Nobody who knows her is surprised that she lived that extraordinary length of time. Liddy was a fighter. She never gave up on anything. And she was stubborn. No disease was going curtail to her life - her recorder music, her volunteer work, her concerts.


Some of my fondest memories of Liddy are the week I spent with her and members of her family at the villa in Umbria she rented each summer for several weeks. Until then, I did not realize certain things about Liddy. That, she didn't eat much. I knew her typical lunch was a half a sandwich eaten on the run, but there I realized that went for every meal. That, she had a peculiar and unique sense of smell. Many ordinary foods smelled "bad" to her, especially cheese. She was constantly going in the refrigerator and saying "I'm throwing this out, it smells bad!" There was a small conspiracy to get up and eat the delightful fresh mozzarella we had bought the previous day for breakfast before Liddy would have a chance to find it and throw it out!


She traveled around Italy with Jim, always letting him do the driving, but with little patience for his style of “taking the back roads to see more". Liddy was energetic and a go-getter, and she wanted to get there, as soon as possible, thank you very much! But she loved Italy, the historic places, her favorite local cafes and restaurants, the town square and church in Lugnano, where she told me "oh they have a little nothing organ, it's nothing much at all" - this about a restored small, very beautiful 17th-century Italian organ. (I wasn't able to change her opinion on that, though I tried!)


No, no one ever changed Liddy's mind on anything. She knew what she liked, and she knew she liked music and early music, and she put her whole self into supporting that. "Anything you need, Gwen" she would say to me. She had some sort of game with her accountant where she would tell me "He says I'm not allowed to give you any more, but I'm giving you this anyways!" I think she truly enjoyed as much the idea that he couldn't tell her what to do, not really.

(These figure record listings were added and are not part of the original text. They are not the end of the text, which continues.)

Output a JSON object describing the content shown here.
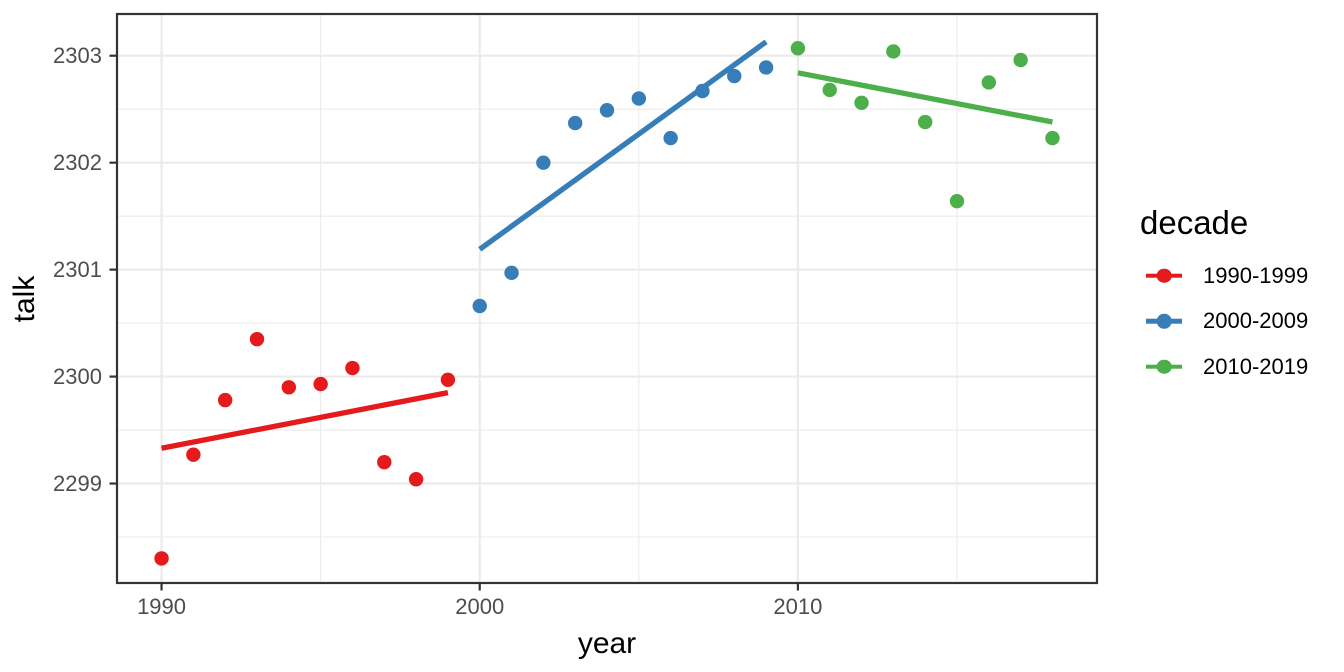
{
  "chart_data": {
    "type": "scatter",
    "title": "",
    "xlabel": "year",
    "ylabel": "talk",
    "legend": {
      "title": "decade",
      "position": "right"
    },
    "x_ticks": [
      1990,
      2000,
      2010
    ],
    "x_minor_ticks": [
      1995,
      2005,
      2015
    ],
    "y_ticks": [
      2299,
      2300,
      2301,
      2302,
      2303
    ],
    "y_minor_ticks": [
      2298.5,
      2299.5,
      2300.5,
      2301.5,
      2302.5
    ],
    "xlim": [
      1988.6,
      2019.4
    ],
    "ylim": [
      2298.07,
      2303.39
    ],
    "grid": "major+minor",
    "series": [
      {
        "name": "1990-1999",
        "color": "#E41A1C",
        "x": [
          1990,
          1991,
          1992,
          1993,
          1994,
          1995,
          1996,
          1997,
          1998,
          1999
        ],
        "y": [
          2298.3,
          2299.27,
          2299.78,
          2300.35,
          2299.9,
          2299.93,
          2300.08,
          2299.2,
          2299.04,
          2299.97
        ],
        "trend_x": [
          1990,
          1999
        ],
        "trend_y": [
          2299.33,
          2299.85
        ]
      },
      {
        "name": "2000-2009",
        "color": "#377EB8",
        "x": [
          2000,
          2001,
          2002,
          2003,
          2004,
          2005,
          2006,
          2007,
          2008,
          2009
        ],
        "y": [
          2300.66,
          2300.97,
          2302.0,
          2302.37,
          2302.49,
          2302.6,
          2302.23,
          2302.67,
          2302.81,
          2302.89
        ],
        "trend_x": [
          2000,
          2009
        ],
        "trend_y": [
          2301.19,
          2303.13
        ]
      },
      {
        "name": "2010-2019",
        "color": "#4DAF4A",
        "x": [
          2010,
          2011,
          2012,
          2013,
          2014,
          2015,
          2016,
          2017,
          2018
        ],
        "y": [
          2303.07,
          2302.68,
          2302.56,
          2303.04,
          2302.38,
          2301.64,
          2302.75,
          2302.96,
          2302.23
        ],
        "trend_x": [
          2010,
          2018
        ],
        "trend_y": [
          2302.84,
          2302.38
        ]
      }
    ],
    "colors": {
      "background": "#FFFFFF",
      "grid": "#EBEBEB",
      "panel_border": "#333333",
      "tick_text": "#4D4D4D",
      "title_text": "#000000"
    }
  }
}
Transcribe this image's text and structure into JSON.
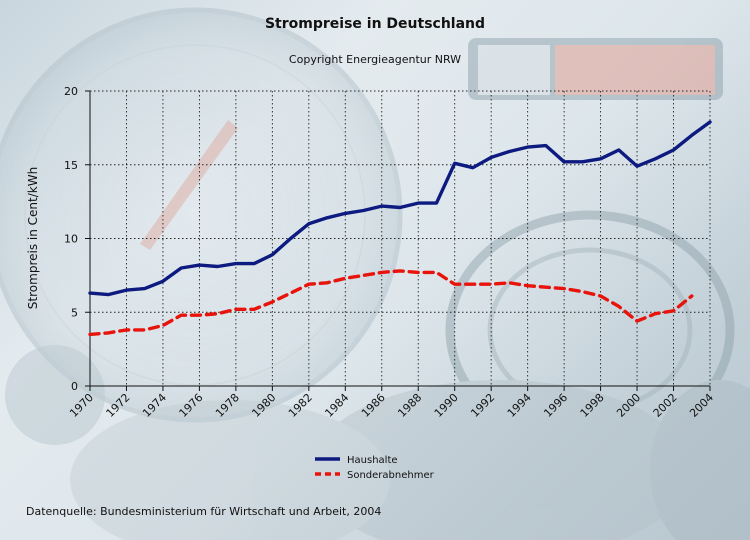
{
  "header": {
    "title": "Strompreise in Deutschland",
    "subtitle": "Copyright Energieagentur NRW"
  },
  "footer": {
    "source": "Datenquelle: Bundesministerium für Wirtschaft und Arbeit, 2004"
  },
  "chart_data": {
    "type": "line",
    "title": "Strompreise in Deutschland",
    "subtitle": "Copyright Energieagentur NRW",
    "xlabel": "",
    "ylabel": "Strompreis in Cent/kWh",
    "xlim": [
      1970,
      2004
    ],
    "ylim": [
      0,
      20
    ],
    "x_ticks": [
      1970,
      1972,
      1974,
      1976,
      1978,
      1980,
      1982,
      1984,
      1986,
      1988,
      1990,
      1992,
      1994,
      1996,
      1998,
      2000,
      2002,
      2004
    ],
    "y_ticks": [
      0,
      5,
      10,
      15,
      20
    ],
    "grid": "dotted",
    "legend_position": "bottom-center",
    "series": [
      {
        "name": "Haushalte",
        "color": "#0d1a80",
        "style": "solid",
        "points": [
          [
            1970,
            6.3
          ],
          [
            1971,
            6.2
          ],
          [
            1972,
            6.5
          ],
          [
            1973,
            6.6
          ],
          [
            1974,
            7.1
          ],
          [
            1975,
            8.0
          ],
          [
            1976,
            8.2
          ],
          [
            1977,
            8.1
          ],
          [
            1978,
            8.3
          ],
          [
            1979,
            8.3
          ],
          [
            1980,
            8.9
          ],
          [
            1981,
            10.0
          ],
          [
            1982,
            11.0
          ],
          [
            1983,
            11.4
          ],
          [
            1984,
            11.7
          ],
          [
            1985,
            11.9
          ],
          [
            1986,
            12.2
          ],
          [
            1987,
            12.1
          ],
          [
            1988,
            12.4
          ],
          [
            1989,
            12.4
          ],
          [
            1990,
            15.1
          ],
          [
            1991,
            14.8
          ],
          [
            1992,
            15.5
          ],
          [
            1993,
            15.9
          ],
          [
            1994,
            16.2
          ],
          [
            1995,
            16.3
          ],
          [
            1996,
            15.2
          ],
          [
            1997,
            15.2
          ],
          [
            1998,
            15.4
          ],
          [
            1999,
            16.0
          ],
          [
            2000,
            14.9
          ],
          [
            2001,
            15.4
          ],
          [
            2002,
            16.0
          ],
          [
            2003,
            17.0
          ],
          [
            2004,
            17.9
          ]
        ]
      },
      {
        "name": "Sonderabnehmer",
        "color": "#e8140c",
        "style": "dashed",
        "points": [
          [
            1970,
            3.5
          ],
          [
            1971,
            3.6
          ],
          [
            1972,
            3.8
          ],
          [
            1973,
            3.8
          ],
          [
            1974,
            4.1
          ],
          [
            1975,
            4.8
          ],
          [
            1976,
            4.8
          ],
          [
            1977,
            4.9
          ],
          [
            1978,
            5.2
          ],
          [
            1979,
            5.2
          ],
          [
            1980,
            5.7
          ],
          [
            1981,
            6.3
          ],
          [
            1982,
            6.9
          ],
          [
            1983,
            7.0
          ],
          [
            1984,
            7.3
          ],
          [
            1985,
            7.5
          ],
          [
            1986,
            7.7
          ],
          [
            1987,
            7.8
          ],
          [
            1988,
            7.7
          ],
          [
            1989,
            7.7
          ],
          [
            1990,
            6.9
          ],
          [
            1991,
            6.9
          ],
          [
            1992,
            6.9
          ],
          [
            1993,
            7.0
          ],
          [
            1994,
            6.8
          ],
          [
            1995,
            6.7
          ],
          [
            1996,
            6.6
          ],
          [
            1997,
            6.4
          ],
          [
            1998,
            6.1
          ],
          [
            1999,
            5.4
          ],
          [
            2000,
            4.4
          ],
          [
            2001,
            4.9
          ],
          [
            2002,
            5.1
          ],
          [
            2003,
            6.1
          ]
        ]
      }
    ]
  }
}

After her illness, Liddy was never as strong, but she kept up with her activities and concerts, gradually declining over the years. Still, for the past year before she died, she visited here at Immanuel Lutheran Church every Sunday, walking all the way up to the choir loft to say applaud us and say hello at the end of each service, and attending Midtown Concerts here every Wednesday afternoon. I'm so grateful that I had the good fortune to find a position at this church, right down the block from her apartment, and to be able to move Midtown Concerts here, so that she had this pleasure right up until nearly the very end.


The concerts will continue, thanks in large part to the memorial fund the family has created for ARTEK, and I'm sure Liddy’s spirit will be with us, listening as she always did, applauding and saying, "play more!" and smiling at us with her sunny, lovely smile.